Yıllarca, iktidarı işe alma ve işten çıkarma konusunda “liyakatsizlik” üzerinden eleştirdiler. Ama muhalefetin belediyelerinde işe alımlardaki alenen ortaya çıkan kayırmacılık ve sebepsiz yere işten çıkarmalarla ilgili tek cümle kuramadılar. Yerel seçimlerden sonra muhalefet belediyelerinde ayyuka çıkan eş dost atamasını haber bile yapamadılar. Ekrem İmamoğlu, göreve gelirken, “israf” diye İstanbul’un yatay bahçelerini bile kaldırdığında alkışlayanlar, şimdi Paris’te bir haftalık 250 bin Euroya kiralanan evin masrafı eleştirilince, ama bu parayı belediye değil işadamları ödedi diye savunma yapabiliyorlar. Yıllarca siyasetin finansmanını, yöneticilerin şeffaflık ve hesap verilebilirliğini ağızlarına sakız edenler, CHP’li siyasetçi ve yerel yöneticilerin Paris Olimpiyatlarındaki organizasyonun finansmanını sponsorların karşılamasını ahlaki bir pozisyon gibi yutturmaya çalışıyorlar. Çünkü, muhalefetin kamuoyu oluşturucularının bir çoğu da aynı sponsorluktan yararlanmakta.
HANİ SİYASET ŞEFFAF VE HESAP VEREBİLİR OLACAKTI
Paris Olimpiyatlarında muhalefete hangi işadamlarının ne karşılığında ve ne için sponsor olduklarını bilen yok. Bu konuda tek bir açıklama bile yapılmadı.

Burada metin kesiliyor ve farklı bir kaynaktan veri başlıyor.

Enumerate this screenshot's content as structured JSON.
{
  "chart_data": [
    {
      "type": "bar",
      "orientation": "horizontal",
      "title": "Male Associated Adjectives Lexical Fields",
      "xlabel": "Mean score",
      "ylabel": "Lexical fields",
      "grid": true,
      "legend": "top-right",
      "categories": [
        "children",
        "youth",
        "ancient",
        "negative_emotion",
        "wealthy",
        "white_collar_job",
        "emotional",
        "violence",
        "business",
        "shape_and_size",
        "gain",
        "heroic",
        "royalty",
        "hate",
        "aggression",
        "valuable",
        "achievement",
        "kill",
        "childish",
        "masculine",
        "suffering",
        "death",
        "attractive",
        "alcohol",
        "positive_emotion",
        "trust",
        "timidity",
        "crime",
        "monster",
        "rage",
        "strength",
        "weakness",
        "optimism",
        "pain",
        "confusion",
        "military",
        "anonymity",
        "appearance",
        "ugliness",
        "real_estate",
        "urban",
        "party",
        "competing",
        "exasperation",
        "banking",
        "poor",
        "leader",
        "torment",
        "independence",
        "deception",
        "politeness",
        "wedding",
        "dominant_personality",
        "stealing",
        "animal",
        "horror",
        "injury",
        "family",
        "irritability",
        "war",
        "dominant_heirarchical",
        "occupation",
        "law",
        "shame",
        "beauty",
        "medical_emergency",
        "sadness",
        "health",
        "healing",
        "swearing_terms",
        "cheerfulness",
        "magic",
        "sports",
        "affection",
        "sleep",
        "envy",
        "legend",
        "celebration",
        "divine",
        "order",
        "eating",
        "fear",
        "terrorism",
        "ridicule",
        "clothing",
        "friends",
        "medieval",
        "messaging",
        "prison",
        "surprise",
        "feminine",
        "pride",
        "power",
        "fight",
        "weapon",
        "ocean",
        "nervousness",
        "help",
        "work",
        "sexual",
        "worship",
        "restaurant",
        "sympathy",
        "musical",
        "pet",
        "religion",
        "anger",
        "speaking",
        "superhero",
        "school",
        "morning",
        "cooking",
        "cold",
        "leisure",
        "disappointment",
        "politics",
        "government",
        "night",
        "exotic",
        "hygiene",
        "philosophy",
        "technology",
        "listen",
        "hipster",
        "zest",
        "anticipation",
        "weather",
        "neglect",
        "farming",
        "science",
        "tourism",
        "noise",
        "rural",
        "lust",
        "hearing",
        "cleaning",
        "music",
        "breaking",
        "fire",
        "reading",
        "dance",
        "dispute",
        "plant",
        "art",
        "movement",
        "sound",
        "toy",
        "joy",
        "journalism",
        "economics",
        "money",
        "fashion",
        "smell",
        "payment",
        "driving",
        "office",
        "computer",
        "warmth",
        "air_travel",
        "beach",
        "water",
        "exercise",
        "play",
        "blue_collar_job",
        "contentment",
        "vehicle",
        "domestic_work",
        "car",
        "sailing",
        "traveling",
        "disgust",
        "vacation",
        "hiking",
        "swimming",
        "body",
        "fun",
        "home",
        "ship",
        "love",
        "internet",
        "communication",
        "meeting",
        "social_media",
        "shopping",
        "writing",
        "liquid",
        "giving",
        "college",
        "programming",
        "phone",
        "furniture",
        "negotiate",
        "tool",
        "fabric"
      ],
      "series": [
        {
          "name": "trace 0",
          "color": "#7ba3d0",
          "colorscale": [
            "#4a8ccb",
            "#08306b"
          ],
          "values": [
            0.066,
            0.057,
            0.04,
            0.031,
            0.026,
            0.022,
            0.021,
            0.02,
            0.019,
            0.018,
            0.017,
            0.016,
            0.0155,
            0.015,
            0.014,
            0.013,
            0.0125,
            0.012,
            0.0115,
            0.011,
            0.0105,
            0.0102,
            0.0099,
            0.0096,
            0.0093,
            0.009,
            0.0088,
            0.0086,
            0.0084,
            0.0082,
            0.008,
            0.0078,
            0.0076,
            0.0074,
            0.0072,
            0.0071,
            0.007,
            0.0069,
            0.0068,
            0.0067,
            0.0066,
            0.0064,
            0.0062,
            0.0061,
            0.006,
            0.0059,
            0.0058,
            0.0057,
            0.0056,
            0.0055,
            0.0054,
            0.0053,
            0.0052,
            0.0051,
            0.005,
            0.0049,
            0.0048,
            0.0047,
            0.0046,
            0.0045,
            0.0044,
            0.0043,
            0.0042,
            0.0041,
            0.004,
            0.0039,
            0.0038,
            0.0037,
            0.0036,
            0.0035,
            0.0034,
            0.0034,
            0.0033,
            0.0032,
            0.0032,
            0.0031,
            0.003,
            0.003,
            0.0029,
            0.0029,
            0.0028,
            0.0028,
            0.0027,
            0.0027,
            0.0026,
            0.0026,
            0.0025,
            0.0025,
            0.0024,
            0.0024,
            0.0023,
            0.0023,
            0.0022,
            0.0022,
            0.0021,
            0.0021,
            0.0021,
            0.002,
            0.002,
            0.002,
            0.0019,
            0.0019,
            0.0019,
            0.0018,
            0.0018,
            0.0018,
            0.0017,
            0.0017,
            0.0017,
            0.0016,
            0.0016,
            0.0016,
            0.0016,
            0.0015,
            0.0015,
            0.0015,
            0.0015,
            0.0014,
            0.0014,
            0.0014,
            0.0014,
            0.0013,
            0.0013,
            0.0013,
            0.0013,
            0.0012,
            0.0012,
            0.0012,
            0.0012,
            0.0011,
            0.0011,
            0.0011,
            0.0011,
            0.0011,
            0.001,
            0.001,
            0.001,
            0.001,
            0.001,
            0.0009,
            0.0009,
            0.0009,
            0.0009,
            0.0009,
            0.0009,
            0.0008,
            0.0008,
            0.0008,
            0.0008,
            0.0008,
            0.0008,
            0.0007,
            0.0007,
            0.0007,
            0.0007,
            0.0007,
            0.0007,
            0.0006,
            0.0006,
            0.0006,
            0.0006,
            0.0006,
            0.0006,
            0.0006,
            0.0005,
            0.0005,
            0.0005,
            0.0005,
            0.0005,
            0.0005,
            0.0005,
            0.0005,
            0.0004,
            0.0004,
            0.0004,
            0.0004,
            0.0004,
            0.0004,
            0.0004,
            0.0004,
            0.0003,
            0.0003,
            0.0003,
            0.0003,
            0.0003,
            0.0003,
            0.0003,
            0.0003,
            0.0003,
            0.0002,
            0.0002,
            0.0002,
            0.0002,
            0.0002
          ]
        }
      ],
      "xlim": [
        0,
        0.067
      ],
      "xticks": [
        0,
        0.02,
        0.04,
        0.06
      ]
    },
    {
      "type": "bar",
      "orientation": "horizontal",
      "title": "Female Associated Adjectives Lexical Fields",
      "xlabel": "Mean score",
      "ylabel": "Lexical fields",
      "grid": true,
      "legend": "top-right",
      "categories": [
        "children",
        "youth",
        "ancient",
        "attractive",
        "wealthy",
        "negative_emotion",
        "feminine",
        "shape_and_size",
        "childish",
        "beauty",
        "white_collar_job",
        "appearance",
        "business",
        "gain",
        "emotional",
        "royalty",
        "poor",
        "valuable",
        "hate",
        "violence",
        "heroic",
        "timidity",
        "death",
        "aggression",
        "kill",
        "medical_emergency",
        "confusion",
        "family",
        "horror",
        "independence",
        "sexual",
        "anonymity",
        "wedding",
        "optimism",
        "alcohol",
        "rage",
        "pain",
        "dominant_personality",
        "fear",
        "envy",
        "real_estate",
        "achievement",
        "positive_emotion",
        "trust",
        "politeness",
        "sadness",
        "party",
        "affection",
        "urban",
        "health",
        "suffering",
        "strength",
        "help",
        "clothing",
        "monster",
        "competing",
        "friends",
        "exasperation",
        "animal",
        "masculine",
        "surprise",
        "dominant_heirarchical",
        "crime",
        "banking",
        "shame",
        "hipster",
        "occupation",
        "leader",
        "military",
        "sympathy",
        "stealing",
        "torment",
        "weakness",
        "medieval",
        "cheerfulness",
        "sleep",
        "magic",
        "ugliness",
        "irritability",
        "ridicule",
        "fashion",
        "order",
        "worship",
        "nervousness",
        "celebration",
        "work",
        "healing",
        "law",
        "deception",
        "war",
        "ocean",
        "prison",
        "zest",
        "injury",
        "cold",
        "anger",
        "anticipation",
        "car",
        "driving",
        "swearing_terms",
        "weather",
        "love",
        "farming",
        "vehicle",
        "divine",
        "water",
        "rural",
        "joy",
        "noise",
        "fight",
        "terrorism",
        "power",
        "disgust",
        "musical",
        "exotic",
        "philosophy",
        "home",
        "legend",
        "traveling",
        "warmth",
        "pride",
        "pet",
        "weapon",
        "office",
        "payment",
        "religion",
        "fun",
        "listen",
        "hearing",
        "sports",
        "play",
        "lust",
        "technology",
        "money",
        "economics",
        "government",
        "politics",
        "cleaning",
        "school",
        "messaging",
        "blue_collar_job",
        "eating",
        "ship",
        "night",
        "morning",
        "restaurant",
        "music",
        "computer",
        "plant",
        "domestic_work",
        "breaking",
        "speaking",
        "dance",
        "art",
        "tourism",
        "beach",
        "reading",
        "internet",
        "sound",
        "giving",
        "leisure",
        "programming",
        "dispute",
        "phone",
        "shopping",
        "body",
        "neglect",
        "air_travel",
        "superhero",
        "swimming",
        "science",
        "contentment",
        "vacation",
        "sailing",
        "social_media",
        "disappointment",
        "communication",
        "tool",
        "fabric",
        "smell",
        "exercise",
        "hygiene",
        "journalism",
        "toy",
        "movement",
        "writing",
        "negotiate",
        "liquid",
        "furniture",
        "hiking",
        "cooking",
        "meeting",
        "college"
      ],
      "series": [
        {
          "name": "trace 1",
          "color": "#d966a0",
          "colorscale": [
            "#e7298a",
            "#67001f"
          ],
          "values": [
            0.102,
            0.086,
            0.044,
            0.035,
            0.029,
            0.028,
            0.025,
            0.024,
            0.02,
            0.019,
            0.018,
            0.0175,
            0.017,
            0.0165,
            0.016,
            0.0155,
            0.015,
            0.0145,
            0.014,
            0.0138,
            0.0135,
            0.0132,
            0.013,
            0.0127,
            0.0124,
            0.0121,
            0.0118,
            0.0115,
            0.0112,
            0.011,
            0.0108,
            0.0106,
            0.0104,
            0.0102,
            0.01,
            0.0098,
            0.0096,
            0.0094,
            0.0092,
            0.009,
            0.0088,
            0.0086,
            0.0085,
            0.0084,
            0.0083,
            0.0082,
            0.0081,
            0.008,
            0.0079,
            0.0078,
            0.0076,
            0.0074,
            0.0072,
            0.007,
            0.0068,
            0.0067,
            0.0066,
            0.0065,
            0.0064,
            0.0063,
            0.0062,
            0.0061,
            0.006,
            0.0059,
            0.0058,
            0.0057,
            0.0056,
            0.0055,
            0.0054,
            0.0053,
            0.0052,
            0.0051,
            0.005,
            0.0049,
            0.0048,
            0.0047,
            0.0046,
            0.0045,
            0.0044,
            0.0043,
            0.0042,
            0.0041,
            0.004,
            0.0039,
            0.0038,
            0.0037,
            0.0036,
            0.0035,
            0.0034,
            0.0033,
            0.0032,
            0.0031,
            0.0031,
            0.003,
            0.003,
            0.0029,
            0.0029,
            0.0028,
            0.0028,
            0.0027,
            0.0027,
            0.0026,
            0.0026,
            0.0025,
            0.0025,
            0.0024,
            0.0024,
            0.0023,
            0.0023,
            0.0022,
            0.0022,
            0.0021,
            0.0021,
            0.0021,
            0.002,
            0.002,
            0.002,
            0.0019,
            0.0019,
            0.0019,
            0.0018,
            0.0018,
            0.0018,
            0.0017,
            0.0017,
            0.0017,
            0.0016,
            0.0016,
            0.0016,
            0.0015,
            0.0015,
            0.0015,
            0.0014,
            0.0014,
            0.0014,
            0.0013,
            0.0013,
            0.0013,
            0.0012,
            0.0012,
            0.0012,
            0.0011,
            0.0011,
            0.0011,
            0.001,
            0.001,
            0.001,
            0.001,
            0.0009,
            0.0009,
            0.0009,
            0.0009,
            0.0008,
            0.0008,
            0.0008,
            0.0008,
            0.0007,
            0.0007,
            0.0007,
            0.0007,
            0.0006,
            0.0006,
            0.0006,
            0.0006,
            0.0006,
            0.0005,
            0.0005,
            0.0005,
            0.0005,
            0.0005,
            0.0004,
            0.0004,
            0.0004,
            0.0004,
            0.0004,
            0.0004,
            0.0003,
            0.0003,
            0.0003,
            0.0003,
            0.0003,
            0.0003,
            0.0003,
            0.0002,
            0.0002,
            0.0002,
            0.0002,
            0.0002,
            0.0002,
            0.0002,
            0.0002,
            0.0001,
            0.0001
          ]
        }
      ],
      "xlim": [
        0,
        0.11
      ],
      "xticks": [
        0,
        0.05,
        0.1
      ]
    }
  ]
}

Muhalefetteyken slogan atmak, popülist söylemlere başvurmak kolaydır. Uzun yıllar iktidarda olan bir partiye yönelik eleştirileri seçmenlerin önemli bir kısmı, karşılaştırma imkanı olmadığı için rasyonel bir zemine oturtmadan satın alma eğilimindedirler. Bu da anlaşılabilir bir durumdur. Bugün için muhalefet yerel yönetimlerin önemli bir kısmını yönetiyor. Muhalefet konforu çoktan sona erdi. Seçmenin karşılaştırma imkanı var. Halkla ilişkiler faaliyeti ve oluşturduğu medya düzeni ile bu konforun süresini biraz daha uzatma imkanına sahip olabilir.
Ancak gelinen süreçte, slogan ve vaat siyaseti, popülist söylemler, sorunlu icraatlar halka ilişkiler faaliyeti ile perdelenemez. İktidar kanadı, seçmenin karşılaştırma imkanın farkında olarak, muhalefetin çelişkilerini ortaya koyan siyaset ürettiğinde, slogan siyasetinin alanı daralacaktır. Siyasette icraattan önce güven ve sahicilik daha geçer akçedir.